When individuals choose to participate in the SASH program, they consent to allowing the SASH staff and community partners to share information about them with each other and their health care providers. With this consent, SASH staff work with the participants' health care providers when necessary to ensure proper medication usage, successful hospital discharges, and overall coordination and continuity of care. Importantly, the SASH program does not "discharge" participants. Rather, the SASH program provides a continuum of support and services that meet participants' needs whether they are extremely healthy and looking for minimal supports or very frail participants in need of more robust support from the full SASH Team. This ensures that the SASH program is ready to provide the help that is needed when circumstances change unexpectedly for participants. Individuals who do not consent, but live in SASH properties can still receive assistance from the SASH coordinator and wellness nurse and participate in SASH programming. However, without consent to share their information, staff cannot serve these individuals as intensively. SASH coordinators and wellness nurses are expected to communicate and meet with participating service providers on the SASH Team regularly (at least once a month) to discuss participant specific cases and group wellness approaches.

The SASH program receives financial support from a variety of sources. As the state coordinator, CSC is responsible for overseeing and securing funds for the program as a whole. At the regional level, DRHOs are encouraged to solicit additional funds from local organizations for ongoing support for their panels. CMS is the largest funding source and makes a per-beneficiary per-month (PBPM) payment to the SASH program through the MAPCP Demonstration. The MAPCP Demonstration provides $70,000 in funding annually for each panel, which covers the cost of the SASH coordinator and the wellness nurse. Other program costs are covered through a variety of sources. Medicaid is the second largest contributor, sourcing funds at both the federal and state level. Other sources include the Department of Aging and Independent Living, the Department of Vermont Health Access, the Department of Health, and various foundations and grants. These sources represent the funding for the SASH program and not the actual health or long-term care services coordinated and arrange for as part of the SASH program.

The U.S. Department of Housing and Urban Development (HUD) and the Office of the Assistant Secretary for Planning and Evaluation (ASPE) and the Administration on Aging (AoA) at HHS have a strong interest in affordable congregate housing models that provide long-term services and supports to low-income seniors who wish to age in an independent setting. The SASH program offers an important opportunity to evaluate the impact of these services on program participants and, in particular, to determine the impact of the program on health outcomes and Medicare and Medicaid expenditures.

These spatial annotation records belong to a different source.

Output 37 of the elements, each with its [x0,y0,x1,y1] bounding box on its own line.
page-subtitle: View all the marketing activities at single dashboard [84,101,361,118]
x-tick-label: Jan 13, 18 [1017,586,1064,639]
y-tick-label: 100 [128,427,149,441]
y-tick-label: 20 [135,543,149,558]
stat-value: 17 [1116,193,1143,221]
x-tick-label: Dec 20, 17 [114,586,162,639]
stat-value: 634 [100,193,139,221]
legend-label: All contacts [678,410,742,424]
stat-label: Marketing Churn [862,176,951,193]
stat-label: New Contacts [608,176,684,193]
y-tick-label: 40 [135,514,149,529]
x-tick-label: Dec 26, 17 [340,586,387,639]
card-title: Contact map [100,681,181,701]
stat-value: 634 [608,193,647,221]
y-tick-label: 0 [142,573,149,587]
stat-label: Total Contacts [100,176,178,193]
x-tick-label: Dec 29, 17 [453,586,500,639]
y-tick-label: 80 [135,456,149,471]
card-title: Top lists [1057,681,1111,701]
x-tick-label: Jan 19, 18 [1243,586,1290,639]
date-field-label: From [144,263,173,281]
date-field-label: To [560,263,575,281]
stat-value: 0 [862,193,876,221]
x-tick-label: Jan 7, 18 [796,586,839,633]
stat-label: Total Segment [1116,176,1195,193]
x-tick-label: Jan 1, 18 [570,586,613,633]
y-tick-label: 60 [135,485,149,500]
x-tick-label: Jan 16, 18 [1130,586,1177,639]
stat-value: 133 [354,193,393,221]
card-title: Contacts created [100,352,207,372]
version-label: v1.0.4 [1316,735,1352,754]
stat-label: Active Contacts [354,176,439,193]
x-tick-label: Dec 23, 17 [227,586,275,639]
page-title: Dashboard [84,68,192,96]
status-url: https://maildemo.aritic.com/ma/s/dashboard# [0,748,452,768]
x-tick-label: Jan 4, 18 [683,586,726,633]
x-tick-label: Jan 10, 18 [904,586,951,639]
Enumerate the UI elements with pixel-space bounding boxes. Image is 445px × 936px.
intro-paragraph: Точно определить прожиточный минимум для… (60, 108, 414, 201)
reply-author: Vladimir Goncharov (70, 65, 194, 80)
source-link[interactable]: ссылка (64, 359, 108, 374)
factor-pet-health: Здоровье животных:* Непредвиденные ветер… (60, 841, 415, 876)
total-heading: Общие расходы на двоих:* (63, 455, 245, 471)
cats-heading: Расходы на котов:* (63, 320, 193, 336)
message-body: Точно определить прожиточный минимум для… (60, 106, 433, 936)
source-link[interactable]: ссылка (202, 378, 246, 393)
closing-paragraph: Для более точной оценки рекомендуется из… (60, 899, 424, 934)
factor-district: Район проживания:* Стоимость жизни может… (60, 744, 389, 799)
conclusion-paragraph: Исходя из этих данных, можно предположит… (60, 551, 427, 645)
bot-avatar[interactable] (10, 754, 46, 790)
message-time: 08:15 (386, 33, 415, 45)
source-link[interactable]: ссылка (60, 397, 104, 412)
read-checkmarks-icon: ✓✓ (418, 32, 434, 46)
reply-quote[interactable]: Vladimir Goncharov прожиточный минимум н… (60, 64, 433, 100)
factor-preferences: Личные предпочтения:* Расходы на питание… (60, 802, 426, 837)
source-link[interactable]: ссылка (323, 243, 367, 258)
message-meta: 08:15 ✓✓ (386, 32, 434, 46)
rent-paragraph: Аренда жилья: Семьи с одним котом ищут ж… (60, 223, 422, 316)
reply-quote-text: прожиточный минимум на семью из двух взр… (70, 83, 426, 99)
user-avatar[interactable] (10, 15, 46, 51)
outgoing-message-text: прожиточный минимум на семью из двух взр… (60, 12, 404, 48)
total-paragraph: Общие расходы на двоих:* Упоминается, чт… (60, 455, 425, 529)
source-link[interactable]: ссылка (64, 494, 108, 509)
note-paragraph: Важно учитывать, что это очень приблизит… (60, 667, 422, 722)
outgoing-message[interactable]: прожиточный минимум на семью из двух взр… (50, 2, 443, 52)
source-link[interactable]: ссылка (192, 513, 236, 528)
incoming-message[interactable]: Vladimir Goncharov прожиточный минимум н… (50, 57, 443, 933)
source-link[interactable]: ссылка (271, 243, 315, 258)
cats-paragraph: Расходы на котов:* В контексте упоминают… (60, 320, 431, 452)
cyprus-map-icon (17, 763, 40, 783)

RTI International, and its subcontractor, the LeadingAge Center for Applied Research (CAR), were selected by ASPE/HUD/AoA to evaluate the SASH program. Through a mix of qualitative and quantitative methods, we are conducting a comprehensive evaluation of the first phase of the SASH program. The evaluation builds on the CMS-funded MAPCP Demonstration evaluation and assesses whether the SASH model of coordinated health and supportive services in affordable properties improves health and functional status of participants and lowers Medicare and Medicaid expenditures and acute care utilization for seniors.